Survey: Renewal of US-Cuban Relations Receives Broad Support
This article originally appeared on TeleSUR | Thursday, 13 August 2015 | Click here for original article
Most U.S. and Latin American citizens want the U.S. government to put an end to the blockade on the island.
As U.S. Secretary of State John Kerry is about to inaugurate the historical reopening of the U.S. embassy in Havana, Cuba, people surveyed in five Latin American countries and in the United States overwhemingly approve the normalisation of the relations between the two nations.

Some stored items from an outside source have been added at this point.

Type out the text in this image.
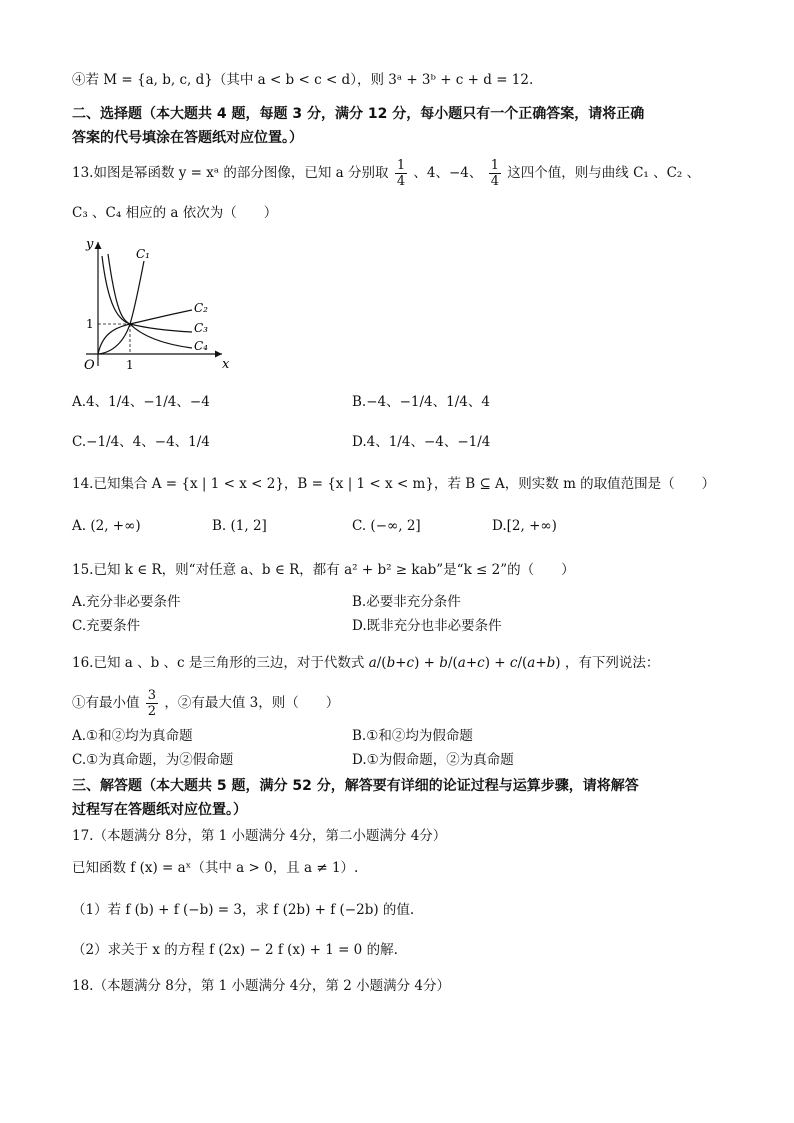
④若 M = {a, b, c, d}（其中 a < b < c < d），则 3ᵃ + 3ᵇ + c + d = 12.
二、选择题（本大题共 4 题，每题 3 分，满分 12 分，每小题只有一个正确答案，请将正确
答案的代号填涂在答题纸对应位置。）
13.如图是幂函数 y = xᵃ 的部分图像，已知 a 分别取 $\frac{1}{4}$ 、4、−4、 $\frac{1}{4}$ 这四个值，则与曲线 C₁ 、C₂ 、
C₃ 、C₄ 相应的 a 依次为（　　）
y
x
O	1
1
C₁
C₂
C₃
C₄
A.4、1/4、−1/4、−4	B.−4、−1/4、1/4、4
C.−1/4、4、−4、1/4	D.4、1/4、−4、−1/4
14.已知集合 A = {x | 1 < x < 2}，B = {x | 1 < x < m}，若 B ⊆ A，则实数 m 的取值范围是（　　）
A. (2, +∞)	B. (1, 2]	C. (−∞, 2]	D.[2, +∞)
15.已知 k ∈ R，则“对任意 a、b ∈ R，都有 a² + b² ≥ kab”是“k ≤ 2”的（　　）
A.充分非必要条件	B.必要非充分条件
C.充要条件	D.既非充分也非必要条件
16.已知 a 、b 、c 是三角形的三边，对于代数式 a/(b+c) + b/(a+c) + c/(a+b) ，有下列说法：
①有最小值 $\frac{3}{2}$ ，②有最大值 3，则（　　）
A.①和②均为真命题	B.①和②均为假命题
C.①为真命题，为②假命题	D.①为假命题，②为真命题
三、解答题（本大题共 5 题，满分 52 分，解答要有详细的论证过程与运算步骤，请将解答
过程写在答题纸对应位置。）
17.（本题满分 8分，第 1 小题满分 4分，第二小题满分 4分）
已知函数 f (x) = aˣ（其中 a > 0，且 a ≠ 1）.
（1）若 f (b) + f (−b) = 3，求 f (2b) + f (−2b) 的值.
（2）求关于 x 的方程 f (2x) − 2 f (x) + 1 = 0 的解.
18.（本题满分 8分，第 1 小题满分 4分，第 2 小题满分 4分）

Nearly three-quarters of U.S. citizens surveyed, 73 percent, said they supported the U.S. renewing ties with Cuba, the Pew Research Center found, and as much as the 77 percent supported the move in the five Latin American countries surveyed (Argentina, Brazil, Chile, Mexico and Venezuela).
Similar rates also wants the U.S. government to put an end to the blockade on the island, which was implemented over half a century ago and caused severe damages to the Cuban people: 72 percent in the United States and 76 percent in Latin America.

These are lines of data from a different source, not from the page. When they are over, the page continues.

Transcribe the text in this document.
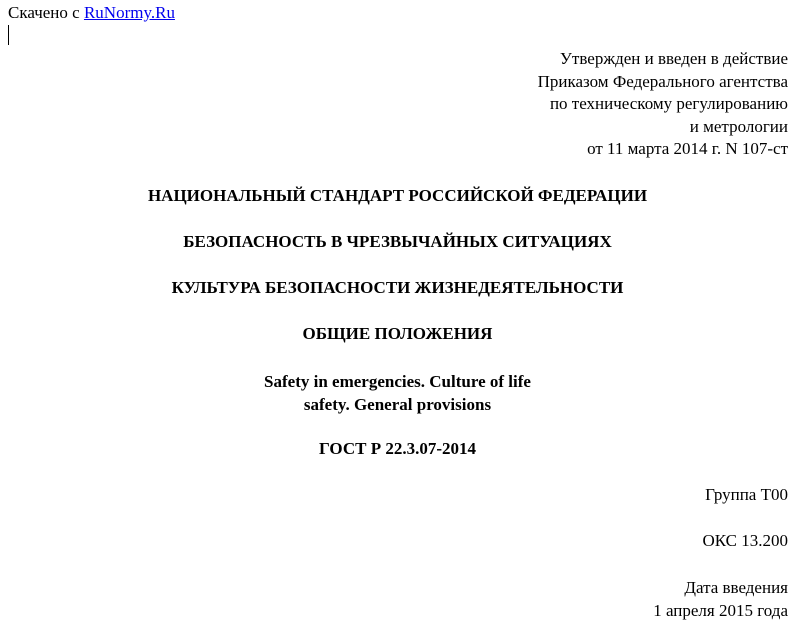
Скачено с RuNormy.Ru
Утвержден и введен в действие
Приказом Федерального агентства
по техническому регулированию
и метрологии
от 11 марта 2014 г. N 107-ст
НАЦИОНАЛЬНЫЙ СТАНДАРТ РОССИЙСКОЙ ФЕДЕРАЦИИ
БЕЗОПАСНОСТЬ В ЧРЕЗВЫЧАЙНЫХ СИТУАЦИЯХ
КУЛЬТУРА БЕЗОПАСНОСТИ ЖИЗНЕДЕЯТЕЛЬНОСТИ
ОБЩИЕ ПОЛОЖЕНИЯ
Safety in emergencies. Culture of life
safety. General provisions
ГОСТ Р 22.3.07-2014
Группа Т00
ОКС 13.200
Дата введения
1 апреля 2015 года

According to a recent report issued by the United Nations’ Economic Commission for Latin America and the Caribbean, Cuba lost out on US$117 billion between 1960 and 2014 due to the U.S. economic blockade on the country.
Cuba and the United States formally resumed ties after 54 years and the Cuban flag was raised over the Caribbean island's embassy in Washington.
The end of an icy era in relations between Washington and Havana has been applauded by the world, but there are complex issues to resolve in order to reach full normalization, as the blockade still in force since 1962 while the territory of Guantanamo has not been returned since 1903 when it was rented without a contract completion date.